Die Nationalsozialisten hatten den Wert des Rundfunks als massenwirksames Medium für ihre politische Propaganda früh erkannt. Schom im Jahre 1931 waren von der NSDAP Funkwarte eingesetzt worden, um in die »Domäne einer marxistisch volksfremden Clique« einzudringen, wie es in einer Parteiverlautbarung hieß. Die Rundfunksender wurden angewiesen, als »Herolde des Reichsgedankens« die Erinnerung an die Republik von Weimar und ihre demokratische Verfassung auszulöschen. »Die Zeit des Individualismus ist gestorben«, erklärte Propagandaminister Joseph Goebbels in einer Ansprache vor den Intendanten und Direktoren der Rundfunkanstalten. »Das Einzelindividuum wird ersetzt durch die Gemeinschaft des Volkes.«

Im Jahre 1933, dem Jahr von Hitlers Machtergreifung, brachte das Propagandaministerium den Volksempfänger (VE) auf den Weg. Für die Werbung wurden aufwändige Kampagnen initiert. Mit Werbewagen und Lautsprecherdurchsagen sollten vor allem die Bewohner in der Provinz und auf dem Land für das neue Medium gewonnen werden. An zentralen Plätzen wurden Prospekte verteilt und Volksempfänger verlost, bei Abendveranstaltungen in Wirtshaussälen Animationsfilme zum Thema Radio vorgeführt. Als erfolgreiche Werbemethode erwies es sich, Volksempfänger probeweise an Interessierte abzugeben und nach einigen Tagen nachzufragen, ob die Betreffenden sich zum Kauf entschlossen hätten. Durch die gezielten Werbeaktionen für das technisch einfach gebaute und konkurrenzlos preiswerte Radiogerät, das bald in einer Reihe von Typen vertrieben wurde, erhöhte sich die Zahl der »Radiohaushalte« zwischen 1933 und 1941 von 25 auf 65 Prozent. Die Erhöhung betraf in erster Linie die Haushalte von Arbeitern und kleinen Angestellten, die sich keinen bis dahin sehr teueren Radioapparate leisten konnten. Die Herstellung des Volksempfängers war der deutschen Rundfunkindustrie übertragen worden. Die Firmen bekamen Produktionsquoten zugeteilt und mussten sich dazu verpflichten, im Niedrigpreisbereich mit keinem Markengerät in Konkurrenz zu gehen. Die auf den Markt gebrachten VE-Typen wurden als Gemeinschaftsprodukte der deutschen Industrie von allen Radioherstellern modellgleich gebaut. Sie waren auf den Empfang ausgesuchter Sender eingestellt und mit der Technik des einkreis-Geradeempfängers ausgestattet. Empfänger mit zusätzlichen Sperrkreisen oder Hilfsfrequenzen kamen bei dem niedrigen Preis nicht in Frage. Allerdings konnte es durch die simple Empfangtechnik beim Hören leicht zu Verzerrungen der Trennschärfe und zu Rückkopplungseffekten kommen, denen man durch Zusatzantennen und Tricks bei der Bedienung abzuhelfen versuchte.
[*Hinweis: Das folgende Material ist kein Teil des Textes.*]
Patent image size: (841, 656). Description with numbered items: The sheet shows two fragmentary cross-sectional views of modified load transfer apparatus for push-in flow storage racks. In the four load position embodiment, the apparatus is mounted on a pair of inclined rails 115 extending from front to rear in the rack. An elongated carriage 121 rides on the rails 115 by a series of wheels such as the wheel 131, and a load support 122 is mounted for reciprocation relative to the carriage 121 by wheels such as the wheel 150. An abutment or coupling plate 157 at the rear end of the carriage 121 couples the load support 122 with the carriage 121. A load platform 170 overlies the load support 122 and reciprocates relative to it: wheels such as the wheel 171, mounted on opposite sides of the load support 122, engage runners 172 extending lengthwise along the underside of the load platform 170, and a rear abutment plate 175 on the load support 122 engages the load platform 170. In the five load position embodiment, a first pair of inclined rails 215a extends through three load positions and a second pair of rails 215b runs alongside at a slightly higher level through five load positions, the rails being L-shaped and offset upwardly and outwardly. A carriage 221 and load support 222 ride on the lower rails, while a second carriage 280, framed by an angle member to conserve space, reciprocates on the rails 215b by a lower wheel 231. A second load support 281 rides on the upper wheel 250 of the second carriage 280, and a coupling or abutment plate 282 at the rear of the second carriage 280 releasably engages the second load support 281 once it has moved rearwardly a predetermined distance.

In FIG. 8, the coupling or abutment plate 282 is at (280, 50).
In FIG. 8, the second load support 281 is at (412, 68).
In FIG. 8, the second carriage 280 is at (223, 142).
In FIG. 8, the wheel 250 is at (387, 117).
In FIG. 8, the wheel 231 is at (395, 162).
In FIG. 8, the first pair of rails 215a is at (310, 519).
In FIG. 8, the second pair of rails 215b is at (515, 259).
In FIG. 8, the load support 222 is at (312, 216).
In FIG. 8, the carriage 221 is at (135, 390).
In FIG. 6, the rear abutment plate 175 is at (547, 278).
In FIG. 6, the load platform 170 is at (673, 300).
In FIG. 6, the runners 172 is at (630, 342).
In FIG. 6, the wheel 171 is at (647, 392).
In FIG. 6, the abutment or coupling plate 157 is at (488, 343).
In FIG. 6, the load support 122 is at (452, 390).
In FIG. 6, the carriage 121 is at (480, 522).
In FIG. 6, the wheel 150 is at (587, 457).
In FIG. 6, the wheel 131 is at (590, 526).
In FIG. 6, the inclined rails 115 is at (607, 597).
Bei wichtigen Anlässen wie den Nürnberger Parteitagen regten die Parteistellen den sogenannten Kollektivempfang an, um auch Haushalten ohne Radio den Empfang einer Sendung zu ermöglichen. Zu diesem Zweck wurden an zentralen Orten Lautsprecher installiert und staatliche Einrichtungen wie Schulen und Rathäuser angewiesen, ihre Radioapparate einzuschalten. Die NS-Rundfunkkorrespondenz empfahl darüberhinaus auch den privaten Radiobesitzern, bei Hitlerreden Fenster und Türen offen zu halten, »damit die Nachbarn an dem Geschehen teilhaben können, denen der Erwerb eines eigenen Radios nicht möglich ist«. Jedoch sollte man beachten, die Geräte exakt einzustellen, »denn wenn durch unsachgemäße Behandlung des Apparats die Rede des Führers zu einem misstönenden, unverständlichen Geräusch wird, dann vergeht sich dieser Volksgenosse gegenüber dem Volksganzen«.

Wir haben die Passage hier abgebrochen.